Il y a dans le mot, dans le verbe, quelque chose de sacré qui nous défend d’en faire un jeu de hasard. Manier savamment une langue, c’est pratiquer une espèce de sorcellerie évocatoire.
Charles Baudelaire76
 
Je ne peux pas demander un fusil. Ce ne serait qu’un geste puéril. Mais j’ai un porte-plume...
Lucien Rebatet77

Le temps n’est certes plus où Athènes condamnait aux flammes les écrits de PROTAGORAS au motif qu’il avait mis en doute l’existence des Dieux. De DIOCLETIEN envoyant au bûcher les ouvrages chrétiens au pape Alexandre BORGIA interdisant dès 1501 d’imprimer aucune brochure sans son visa, des Conquistadores se débarrassant des œuvres aztèques aux nazis incinérant les livres avant d’incinérer les cadavres, autant de siècles au cours desquels le contrôle des publications a fait sentir sa présence. Preuve, s’il en était encore besoin, de l’impact des écrits sur la société et les consciences. La plume est plus forte que l’épée...

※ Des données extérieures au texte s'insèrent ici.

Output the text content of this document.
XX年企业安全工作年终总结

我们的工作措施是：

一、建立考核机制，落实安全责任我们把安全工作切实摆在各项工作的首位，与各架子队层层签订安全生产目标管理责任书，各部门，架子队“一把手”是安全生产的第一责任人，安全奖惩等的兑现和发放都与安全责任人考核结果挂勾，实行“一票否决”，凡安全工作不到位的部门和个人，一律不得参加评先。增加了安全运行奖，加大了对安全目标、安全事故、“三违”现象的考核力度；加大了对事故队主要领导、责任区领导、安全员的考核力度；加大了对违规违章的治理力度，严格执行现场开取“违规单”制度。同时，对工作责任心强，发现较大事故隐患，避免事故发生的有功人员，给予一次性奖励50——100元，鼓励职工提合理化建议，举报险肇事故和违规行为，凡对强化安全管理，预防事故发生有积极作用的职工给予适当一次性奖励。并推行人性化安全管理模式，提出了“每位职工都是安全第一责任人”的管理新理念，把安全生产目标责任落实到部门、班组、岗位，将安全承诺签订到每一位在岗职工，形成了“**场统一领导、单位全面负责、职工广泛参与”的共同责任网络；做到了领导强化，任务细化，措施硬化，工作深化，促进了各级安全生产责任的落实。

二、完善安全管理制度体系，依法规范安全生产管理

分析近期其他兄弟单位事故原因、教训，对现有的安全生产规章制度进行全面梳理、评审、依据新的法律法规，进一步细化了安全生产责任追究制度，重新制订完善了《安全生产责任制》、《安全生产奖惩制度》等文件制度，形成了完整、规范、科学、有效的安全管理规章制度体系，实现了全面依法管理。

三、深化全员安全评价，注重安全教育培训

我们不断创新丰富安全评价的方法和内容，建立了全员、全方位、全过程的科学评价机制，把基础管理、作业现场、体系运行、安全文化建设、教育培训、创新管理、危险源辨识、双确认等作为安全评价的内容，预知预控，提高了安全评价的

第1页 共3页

L’on comprend que la liberté d’expression ait été défendue par les courants opposés à l’absolutisme. Consacrée, elle permettrait, par la confrontation des opinions, d’assurer le progrès de l’humanité, car du choc des thèses divergentes surgirait la vérité... La liberté d’expression est ainsi mise au service de l’homme et le prémunit contre les dérives tyranniques, du moins éloignées du concept de «démocratie libérale», de son Gouvernement. Ainsi que l’écrivait MALESHERBES, annonçant MILL et paraphrasant MILTON : «[la censure] tendrait à détruire la littérature, et à retarder les progrès des sciences qu’on ne saurait trop hâter. Les livres font du mal ; mais l’esprit humain fait des progrès qui tendent au bien général. Il y a des écarts, mais à la longue le vrai prévaut […]. Ce sont les lettres, c’est la philosophie même, quoiqu’on abuse aujourd’hui de son nom, qui ont adouci nos mœurs et qui nous ont tirés de la barbarie.»78

En France, la Déclaration des Droits de l’Homme a proclamé les libertés d’opinion et d’expression mais a également admis qu’elles devaient être limitées, au nom du précepte selon lequel la liberté des uns trouve ses bornes là où commence celle des autres. Le contrôle préalable est certes aboli (quoique connaissant quelques restaurations selon les régimes en place jusqu’à la IVe République) mais un dispositif répressif existe, destinés à sanctionner les abus de ces libertés, abus qui touchent à l’ordre public et aux droits d’autrui.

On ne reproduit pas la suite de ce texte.